Thursday, August 27, 2009

Control…We have none.

Control is a force that we try to master in various ways. One way is in our ridiculous attempts to unknowingly (subconscious) dominant others. Some do this in an extremely detrimental way while others do it in a more coy way. On the sly - but thought of in a harmless innocent fashion. In such a way that the perpetrators of the undercover control, at times, have no idea that they are locking down their grip on the individual or individuals within reach. For example, men and women do things for each other under the guise of trying to be caring and loving while knowing full well that their motivation comes from the pits of selfishness: Looking for or expecting something else that they cannot completely disclose at the present moment.

The attempt may be operating from the disposition of subconscious because MOST people have no other outlets to control their very own lives. To bring this void to the conscious level only reminds them that they are minute in this universe. Smaller than a grain of sand. They are control impotent on the job, and in many facets that they desire to be ‘important’. Taken seriously. Consequently, this leaves these pathetic souls with not many options to be in control...ever!

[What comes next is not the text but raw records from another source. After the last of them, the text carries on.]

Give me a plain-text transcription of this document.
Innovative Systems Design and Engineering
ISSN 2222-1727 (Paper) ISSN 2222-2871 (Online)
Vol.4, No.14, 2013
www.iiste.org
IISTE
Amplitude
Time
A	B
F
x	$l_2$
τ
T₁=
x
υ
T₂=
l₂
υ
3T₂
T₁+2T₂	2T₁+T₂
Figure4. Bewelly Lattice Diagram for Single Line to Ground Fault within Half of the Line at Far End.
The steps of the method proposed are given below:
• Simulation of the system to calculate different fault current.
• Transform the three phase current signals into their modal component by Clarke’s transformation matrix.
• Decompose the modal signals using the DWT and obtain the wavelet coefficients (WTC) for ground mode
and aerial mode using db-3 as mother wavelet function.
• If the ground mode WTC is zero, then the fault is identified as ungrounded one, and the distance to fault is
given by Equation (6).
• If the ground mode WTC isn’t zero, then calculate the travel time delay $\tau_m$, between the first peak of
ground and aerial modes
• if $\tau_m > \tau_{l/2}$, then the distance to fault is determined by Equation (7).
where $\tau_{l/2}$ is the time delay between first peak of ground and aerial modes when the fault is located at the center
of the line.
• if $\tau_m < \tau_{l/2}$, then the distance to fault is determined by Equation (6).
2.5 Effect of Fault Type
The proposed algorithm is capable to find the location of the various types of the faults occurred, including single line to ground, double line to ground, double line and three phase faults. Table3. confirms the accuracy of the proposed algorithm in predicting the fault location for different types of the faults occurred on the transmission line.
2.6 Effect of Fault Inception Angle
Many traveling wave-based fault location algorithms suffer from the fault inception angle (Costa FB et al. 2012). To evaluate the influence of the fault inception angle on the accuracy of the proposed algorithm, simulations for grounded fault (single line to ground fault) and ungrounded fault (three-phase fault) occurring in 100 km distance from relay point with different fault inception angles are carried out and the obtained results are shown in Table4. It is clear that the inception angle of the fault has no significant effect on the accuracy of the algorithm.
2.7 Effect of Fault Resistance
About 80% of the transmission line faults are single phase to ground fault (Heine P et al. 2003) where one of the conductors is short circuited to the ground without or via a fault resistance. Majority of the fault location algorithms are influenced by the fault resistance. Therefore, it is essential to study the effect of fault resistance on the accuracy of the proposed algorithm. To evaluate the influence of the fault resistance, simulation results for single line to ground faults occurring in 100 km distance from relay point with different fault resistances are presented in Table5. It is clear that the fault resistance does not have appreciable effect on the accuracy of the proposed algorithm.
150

Has this been you? It was me at one point as I traveled on this journey. More on the most humiliating - BUT humbling 7 hours of my life later.

So, what many of us do is try to control what is in striking distance: our relationships with others. We do this not realizing that our mates/spouses are in the same boat that we are in: unable to control anything outside the immediate. Gridlock. Tension is imminent. Conflict is abound and later dissolution (break-up) is inevitable. In the end, two people with false senses of control end-up alone. Literally by themselves...all because the power that they want was snatched from them as soon as they made themselves vulnerable to the other.

Vulnerability is what we need to master. Not, control. We are weaken by the impact of vulnerability. However, a chance must be taken to open-up without worries of getting played. Then we must have the respectable fortitude to productively ‘deal’ with any pain that may present itself: Nothing Last Forever.
Ironically, pain is something we all will face - and in most cases we have no real effective way to handle it. As a result, we over time destroy ourselves spiritually and crap on each other relentlessly.

We must find a better approach.

Written by Brian E. Payne. Inspired by Chef! I thank him for taking care of me when I had NO CONTROL WHATSOEVER.

3 comments:

MUATA NOWE said...

Reader Response:

Your piece about control hit spot on, and the feel of humiliation stings, as well as the difficulty with vulnerability.

-SN

MUATA NOWE said...

Reader Response:

Great blog, agree 100% with this one. BTW, thank you for taking care of me, with things within your control that you were not even really trying to control.

-AC

MUATA NOWE said...

Reader Response:

Beautiful!....recently I’ve found myself OUT OF CONTROL….yet completely aware of what I am doing.

I MUST find a better way. Thanks for reminding me.